3 | NOT ONLY FIGHTING AGAINST COVID-19, BUT ALSO
LOWERING CARDIOVASCULAR RISK
According to a new report on cardiovascular diseases (CVD) in China
(22), there are 290 million patients with CVD and the prevalence and
death rate are still on the rise, and CVD remains the No. 1 “killer”
of global residents. Thus, it’s time to strengthen the prevention and
treatment of CVD, diabetes, and cancer during fighting against and after
combating Covid-19. At the same time, it’s very important to speed up
the development, clinical trials, and application of antiviral drugs and
Covid-19 vaccines.
Not only fighting against Covid-19 but also effectively lowering
cardiovascular risk should be done better, because there are obviously
weight gain and abnormal indicators among CVD patients during the
Covid-19 pandemic lockdown and restrictions.

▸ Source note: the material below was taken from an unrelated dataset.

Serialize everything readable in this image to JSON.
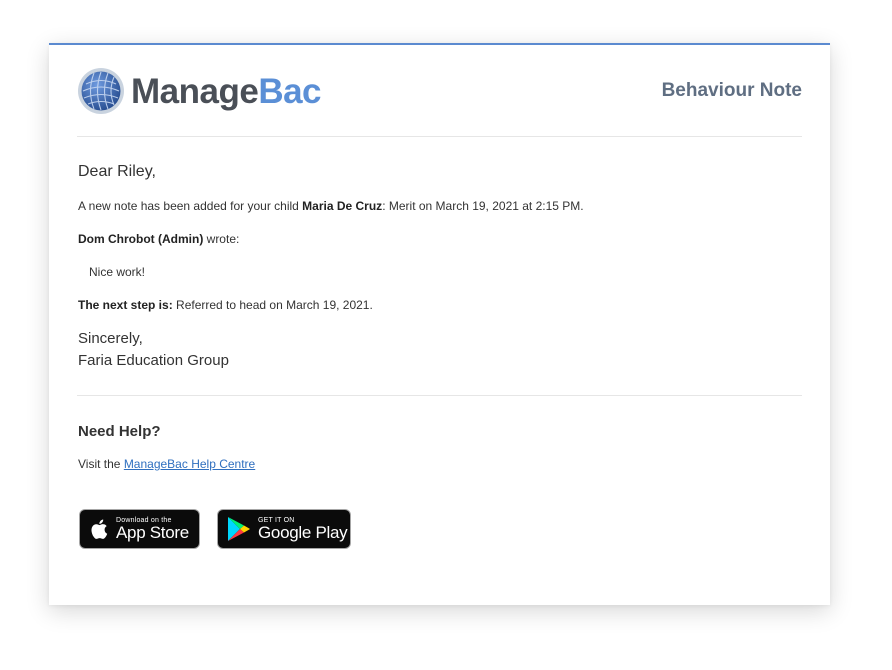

If not enough preventive
measures, many individuals preexisting CVD may die not of Covid-19 but
major adverse cardiocerebrovascular events (MACCE), such as cardiac
injury, cardiac arrest, acute coronary syndrome, heart failure, stroke,
and other unexpected events.
There are myocardial inflammation (23)
in patients
with COVID-19 due to an immune-mediated myopathy by SARS-CoV-2
infection (24). Actually, there is myocarditis among 33.3% of Covid-19
confirmed cases (25). Herein, SARS-CoV-2-induced myocarditis,
endothelial injury, and microvascular/macrovascular thrombosis are
common pathophysiological features (26, 27). There is also acute
myocardial injury including both epicardial vessel thrombosis and
microvascular thrombosis identified by cardiovascular magnetic resonance
(CMR) imaging in Covid-19 cases (28).
In some cases, post-vaccination myocarditis may occur (29, 30), but it
remains unceitain (31), hence, long follow-up is needed. There were also
slight cardiac abnormalities (imaging features of pericardial
inflammation) in college student athletes (32). Some cases may suffer
from cardiac arrest (33). There are also common atrial arrhythmias
(atrial fibrillation or atrial flutter, AF/AFL) due to the systemic
inflammation of severe viral illnesses (34), even postural orthostatic
tachycardia syndrome (35). Covid-19 cases treated with
hydroxychloroquine and azithromycin (HCQ/AZM) had an increase in
corrected QT (QTc) prolongation (36). These problems on
cardiovascular health are direct or indirect consequences related to
infection of the SARS-CoV-2 and its variants (37). Thus, during the
Covid-19 pandemic, there was an increase in deaths in the US due to CVD
including ischemic heart disease and hypertension (38).